# DSCS 2013 Triangular and hexagonal grid. Part 2

# Triangle Trouble

Consider a triangle of infinite size divided into smaller triangles numbered as shown in the following figure. Two of these smaller triangles are adjacent if they share a common border (not just a common point). Since each triangle has three sides, a triangle is adjacent to at most three other triangles. Triangles that are adjacent to two or fewer other triangles are on the border of the infinite triangle.

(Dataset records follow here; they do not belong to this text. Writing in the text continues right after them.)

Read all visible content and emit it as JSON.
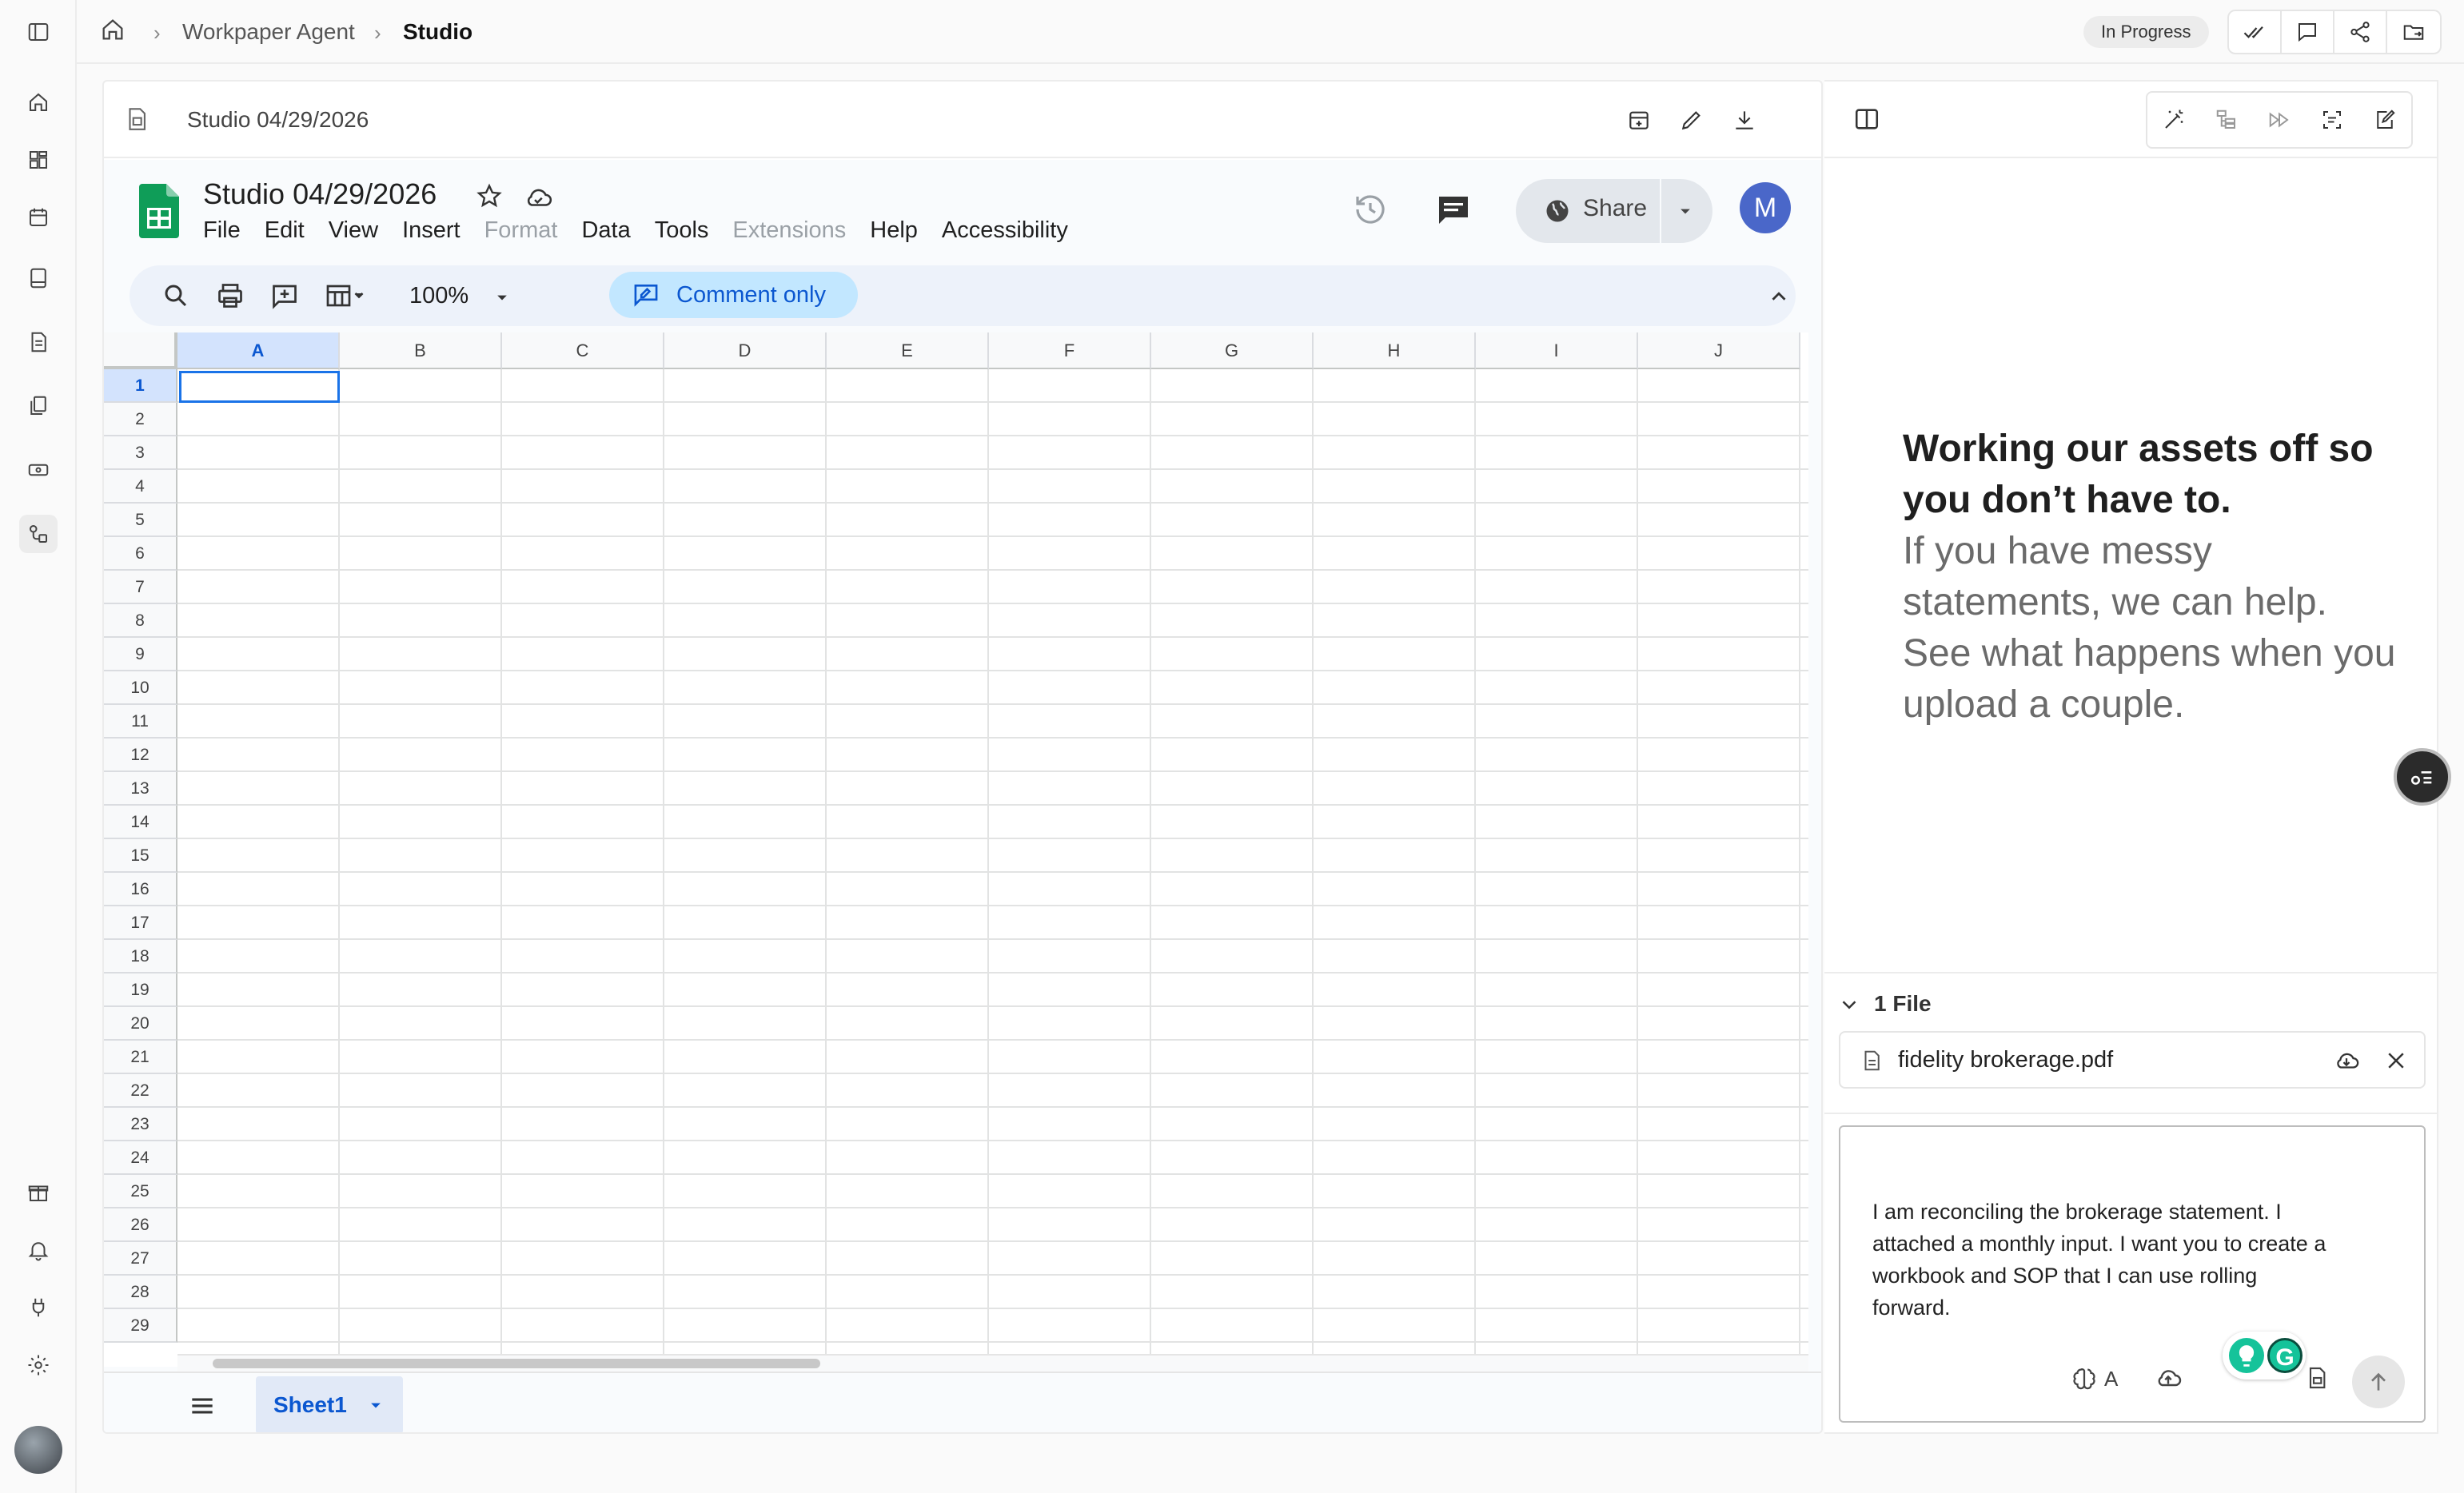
{
  "breadcrumb": {
    "items": [
      "Workpaper Agent",
      "Studio"
    ]
  },
  "status": {
    "label": "In Progress"
  },
  "document": {
    "title": "Studio 04/29/2026"
  },
  "sheets": {
    "name": "Studio 04/29/2026",
    "menu": [
      "File",
      "Edit",
      "View",
      "Insert",
      "Format",
      "Data",
      "Tools",
      "Extensions",
      "Help",
      "Accessibility"
    ],
    "disabled_menu": [
      "Format",
      "Extensions"
    ],
    "zoom": "100%",
    "mode": "Comment only",
    "share_label": "Share",
    "avatar_initial": "M",
    "columns": [
      "A",
      "B",
      "C",
      "D",
      "E",
      "F",
      "G",
      "H",
      "I",
      "J"
    ],
    "rows": [
      "1",
      "2",
      "3",
      "4",
      "5",
      "6",
      "7",
      "8",
      "9",
      "10",
      "11",
      "12",
      "13",
      "14",
      "15",
      "16",
      "17",
      "18",
      "19",
      "20",
      "21",
      "22",
      "23",
      "24",
      "25",
      "26",
      "27",
      "28",
      "29"
    ],
    "selected_cell": "A1",
    "tab": "Sheet1",
    "colors": {
      "brand_green": "#0f9d58",
      "accent_blue": "#0b57d0",
      "selection_bg": "#d3e3fd"
    }
  },
  "panel": {
    "hero_strong": "Working our assets off so you don’t have to.",
    "hero_sub": "If you have messy statements, we can help. See what happens when you upload a couple.",
    "files_header": "1 File",
    "file_name": "fidelity brokerage.pdf",
    "composer_text": "I am reconciling the brokerage statement. I attached a monthly input. I want you to create a workbook and SOP that I can use rolling forward.",
    "model_label": "A"
  }
}
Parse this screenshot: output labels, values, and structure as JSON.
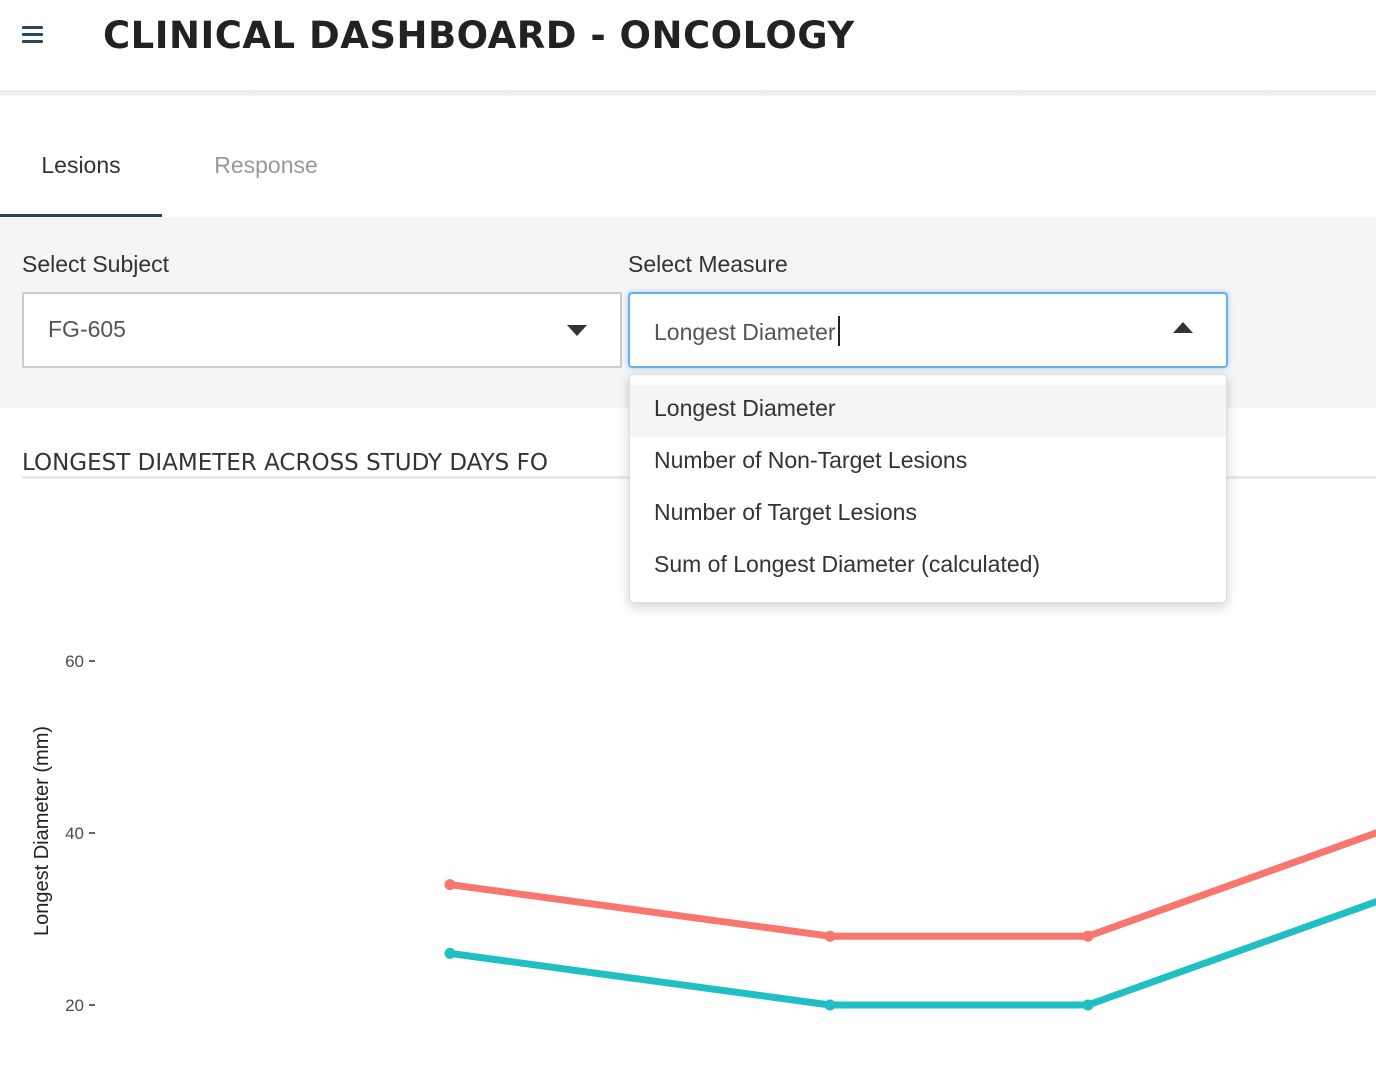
{
  "header": {
    "title": "CLINICAL DASHBOARD - ONCOLOGY",
    "menu_icon": "hamburger-menu-icon"
  },
  "tabs": [
    {
      "label": "Lesions",
      "active": true
    },
    {
      "label": "Response",
      "active": false
    }
  ],
  "controls": {
    "subject": {
      "label": "Select Subject",
      "value": "FG-605"
    },
    "measure": {
      "label": "Select Measure",
      "value": "Longest Diameter",
      "open": true,
      "options": [
        {
          "label": "Longest Diameter",
          "highlighted": true
        },
        {
          "label": "Number of Non-Target Lesions",
          "highlighted": false
        },
        {
          "label": "Number of Target Lesions",
          "highlighted": false
        },
        {
          "label": "Sum of Longest Diameter (calculated)",
          "highlighted": false
        }
      ]
    }
  },
  "colors": {
    "accent": "#2b4560",
    "focus": "#66afe9",
    "series_1": "#f8766d",
    "series_2": "#1fbfc3"
  },
  "chart_title": "LONGEST DIAMETER ACROSS STUDY DAYS FO",
  "chart_data": {
    "type": "line",
    "title": "LONGEST DIAMETER ACROSS STUDY DAYS FO",
    "ylabel": "Longest Diameter (mm)",
    "xlabel": "",
    "y_ticks": [
      "20",
      "40",
      "60"
    ],
    "ylim": [
      20,
      60
    ],
    "grid": false,
    "series": [
      {
        "color": "#f8766d",
        "points": [
          [
            1,
            34
          ],
          [
            2,
            28
          ],
          [
            3,
            28
          ],
          [
            4,
            41
          ]
        ]
      },
      {
        "color": "#1fbfc3",
        "points": [
          [
            1,
            26
          ],
          [
            2,
            20
          ],
          [
            3,
            20
          ],
          [
            4,
            33
          ]
        ]
      }
    ]
  }
}
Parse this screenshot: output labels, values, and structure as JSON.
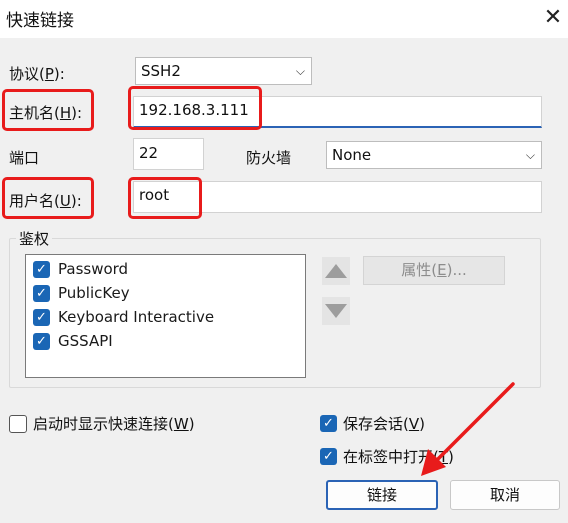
{
  "window": {
    "title": "快速链接",
    "close_glyph": "✕"
  },
  "protocol": {
    "label": "协议(",
    "key": "P",
    "tail": "):",
    "value": "SSH2"
  },
  "hostname": {
    "label": "主机名(",
    "key": "H",
    "tail": "):",
    "value": "192.168.3.111"
  },
  "port": {
    "label": "端口",
    "value": "22"
  },
  "firewall": {
    "label": "防火墙",
    "value": "None"
  },
  "username": {
    "label": "用户名(",
    "key": "U",
    "tail": "):",
    "value": "root"
  },
  "auth": {
    "group_label": "鉴权",
    "methods": [
      {
        "label": "Password",
        "checked": true
      },
      {
        "label": "PublicKey",
        "checked": true
      },
      {
        "label": "Keyboard Interactive",
        "checked": true
      },
      {
        "label": "GSSAPI",
        "checked": true
      }
    ],
    "properties_button": {
      "label": "属性(",
      "key": "E",
      "tail": ")..."
    }
  },
  "options": {
    "show_on_startup": {
      "label": "启动时显示快速连接(",
      "key": "W",
      "tail": ")",
      "checked": false
    },
    "save_session": {
      "label": "保存会话(",
      "key": "V",
      "tail": ")",
      "checked": true
    },
    "open_in_tab": {
      "label": "在标签中打开(",
      "key": "T",
      "tail": ")",
      "checked": true
    }
  },
  "buttons": {
    "connect": "链接",
    "cancel": "取消"
  },
  "icons": {
    "chevron": "chevron-down-icon",
    "check": "check-icon"
  },
  "colors": {
    "highlight": "#e81b1b",
    "accent": "#1a66b5",
    "arrow": "#e81b1b"
  }
}
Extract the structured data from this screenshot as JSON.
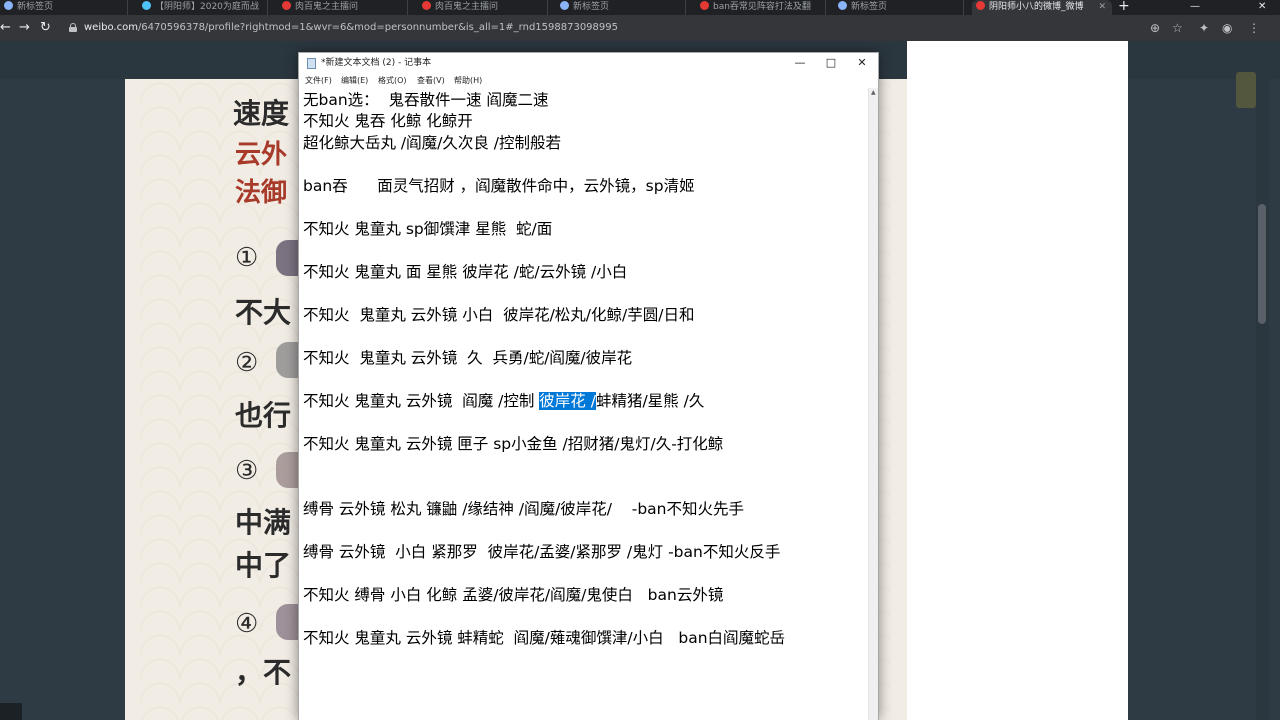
{
  "tabs": [
    {
      "title": "新标签页",
      "color": "#8ab4f8"
    },
    {
      "title": "【阴阳师】2020为庭而战",
      "color": "#4fc3f7"
    },
    {
      "title": "肉百鬼之主擂问",
      "color": "#e53935"
    },
    {
      "title": "肉百鬼之主擂问",
      "color": "#e53935"
    },
    {
      "title": "新标签页",
      "color": "#8ab4f8"
    },
    {
      "title": "ban吞常见阵容打法及翻",
      "color": "#e53935"
    },
    {
      "title": "新标签页",
      "color": "#8ab4f8"
    },
    {
      "title": "阴阳师小八的微博_微博",
      "color": "#e53935"
    }
  ],
  "window_controls": {
    "minimize": "—",
    "close": "✕"
  },
  "address_bar": {
    "host": "weibo.com",
    "path": "/6470596378/profile?rightmod=1&wvr=6&mod=personnumber&is_all=1#_rnd1598873098995"
  },
  "article": {
    "title_part": "速度",
    "red_line1": "云外",
    "red_line2": "法御",
    "numbers": [
      "①",
      "②",
      "③",
      "④"
    ],
    "text1": "不大",
    "text2": "也行",
    "text3": "中满",
    "text4": "中了",
    "text5": "，不"
  },
  "notepad": {
    "title": "*新建文本文档 (2) - 记事本",
    "menu": [
      "文件(F)",
      "编辑(E)",
      "格式(O)",
      "查看(V)",
      "帮助(H)"
    ],
    "lines": [
      "无ban选：  鬼吞散件一速 阎魔二速",
      "不知火 鬼吞 化鲸 化鲸开",
      "超化鲸大岳丸 /阎魔/久次良 /控制般若",
      "",
      "ban吞      面灵气招财 ，阎魔散件命中，云外镜，sp清姬",
      "",
      "不知火 鬼童丸 sp御馔津 星熊  蛇/面",
      "",
      "不知火 鬼童丸 面 星熊 彼岸花 /蛇/云外镜 /小白",
      "",
      "不知火  鬼童丸 云外镜 小白  彼岸花/松丸/化鲸/芋圆/日和",
      "",
      "不知火  鬼童丸 云外镜  久  兵勇/蛇/阎魔/彼岸花",
      "",
      "",
      "",
      "不知火 鬼童丸 云外镜 匣子 sp小金鱼 /招财猪/鬼灯/久-打化鲸",
      "",
      "",
      "缚骨 云外镜 松丸 镰鼬 /缘结神 /阎魔/彼岸花/    -ban不知火先手",
      "",
      "缚骨 云外镜  小白 紧那罗  彼岸花/孟婆/紧那罗 /鬼灯 -ban不知火反手",
      "",
      "不知火 缚骨 小白 化鲸 孟婆/彼岸花/阎魔/鬼使白   ban云外镜",
      "",
      "不知火 鬼童丸 云外镜 蚌精蛇  阎魔/薙魂御馔津/小白   ban白阎魔蛇岳"
    ],
    "selected_line": {
      "before": "不知火 鬼童丸 云外镜  阎魔 /控制 ",
      "selected": "彼岸花 /",
      "after": "蚌精猪/星熊 /久"
    }
  }
}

Given a triangle’s number, it is relatively simple to visually determine the numbers of the triangles that are adjacent to it. For example, if we are given number 13, the triangles that are adjacent to it are 7, 12, and 14. If we pick a border triangle, such as 25, we can still easily determine that the only triangles that are adjacent to it are 24 and 35. Your task is to write a program that can perform this function.

## Input data

The first line of the input contains an integer n that represents the number of data collections that follow where each data collection is on a single line. Each data collection contains a single integer value representing the number of a triangle.

The value of n will be between 1 and 100, inclusive. The number of each input triangle will be between 1 and 1000000, inclusive.

## Output data

Your program should produce n lines of output (one for each data collection). The output for each data collection should be the numbers of the triangles that are adjacent to the input triangle. The list should be presented in ascending sorted order. There should be a single space between each pair of triangle numbers.

The output is to be formatted exactly like that for the sample output given below.